The Equity in our homes really is a form of inflation protection.  Because a house is a physical thing that represents one of our important needs, it’s automatically inflation protected.  Its value goes up with inflation because a house is still a house no matter what the value of money is.  Just having your home paid off is big part of insuring your retirement.

This presents an option for those who have no heirs or have no other choice.  Many of us spend our lives paying the bank to own a house.  The tables can be turned.  It is possible to sell the equity to the bank and have them pay you to live in your own house.  That’s what is called a reverse mortgage.

Once again caution is needed.  Make sure to read everything in any contract to make sure that the bank isn’t taking too much for themselves in the deal.  They may woo you with assurances that the remaining equity will go to your heirs, but I am told that this is often not the case because of high fees.  Again, there’s no guarantee.

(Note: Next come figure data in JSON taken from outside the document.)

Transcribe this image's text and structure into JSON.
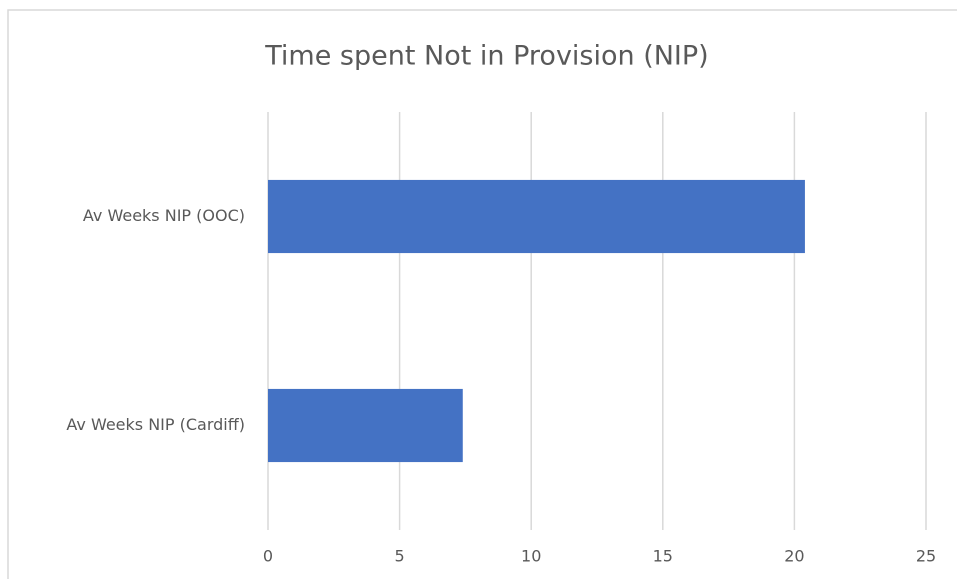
{
  "chart_data": {
    "type": "barh",
    "title": "Time spent Not in Provision (NIP)",
    "categories": [
      "Av Weeks NIP (OOC)",
      "Av Weeks NIP (Cardiff)"
    ],
    "values": [
      20.4,
      7.4
    ],
    "color": "#4472c4",
    "xlim": [
      0,
      25
    ],
    "xticks": [
      0,
      5,
      10,
      15,
      20,
      25
    ],
    "grid": true
  }
}
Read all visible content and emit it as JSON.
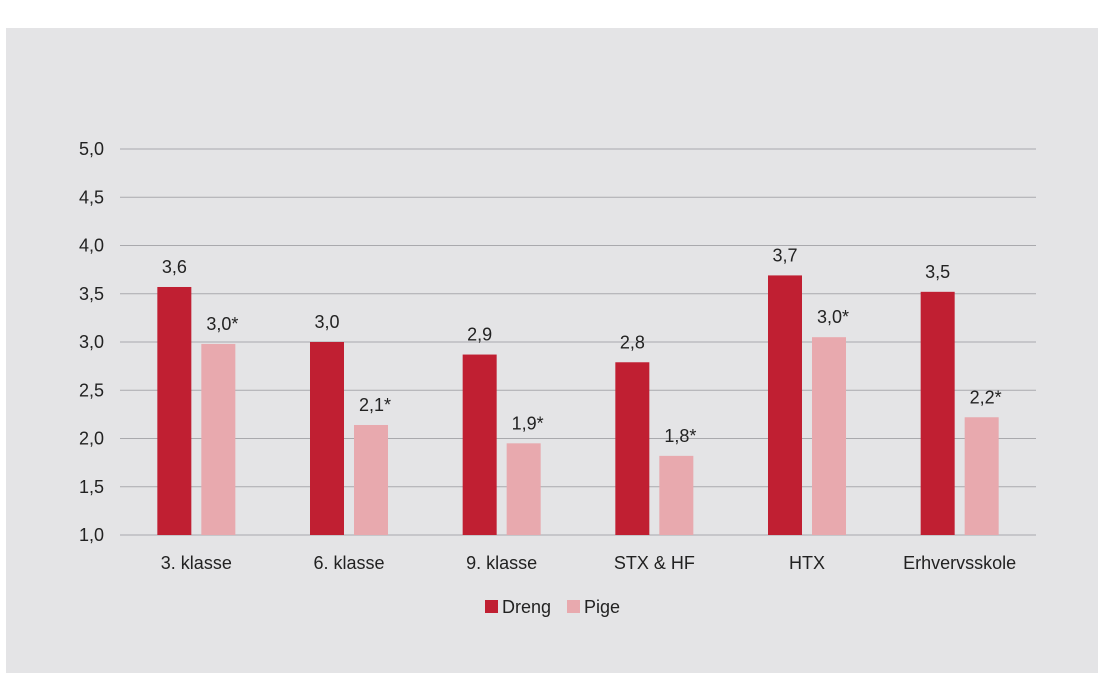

Another thing to consider is selling your house to your heirs, with permission to continue living in the house as long as you can.  Working a deal with your loved ones could be a practical option and it can be a win-win situation with them.

Inflation Protected Bonds

My favorite option is to use Treasury Inflation Protected Securities and I Bonds for savings that I want to insure.  I do have to do a bit more work myself, but fees are low or non existent.  These are just boring government bonds that usually don’t make a whole lot of interest, but they do one thing very well: they protect long-term savings from inflation and that’s what I’m looking for when it comes to protecting the critical part of my retirement savings.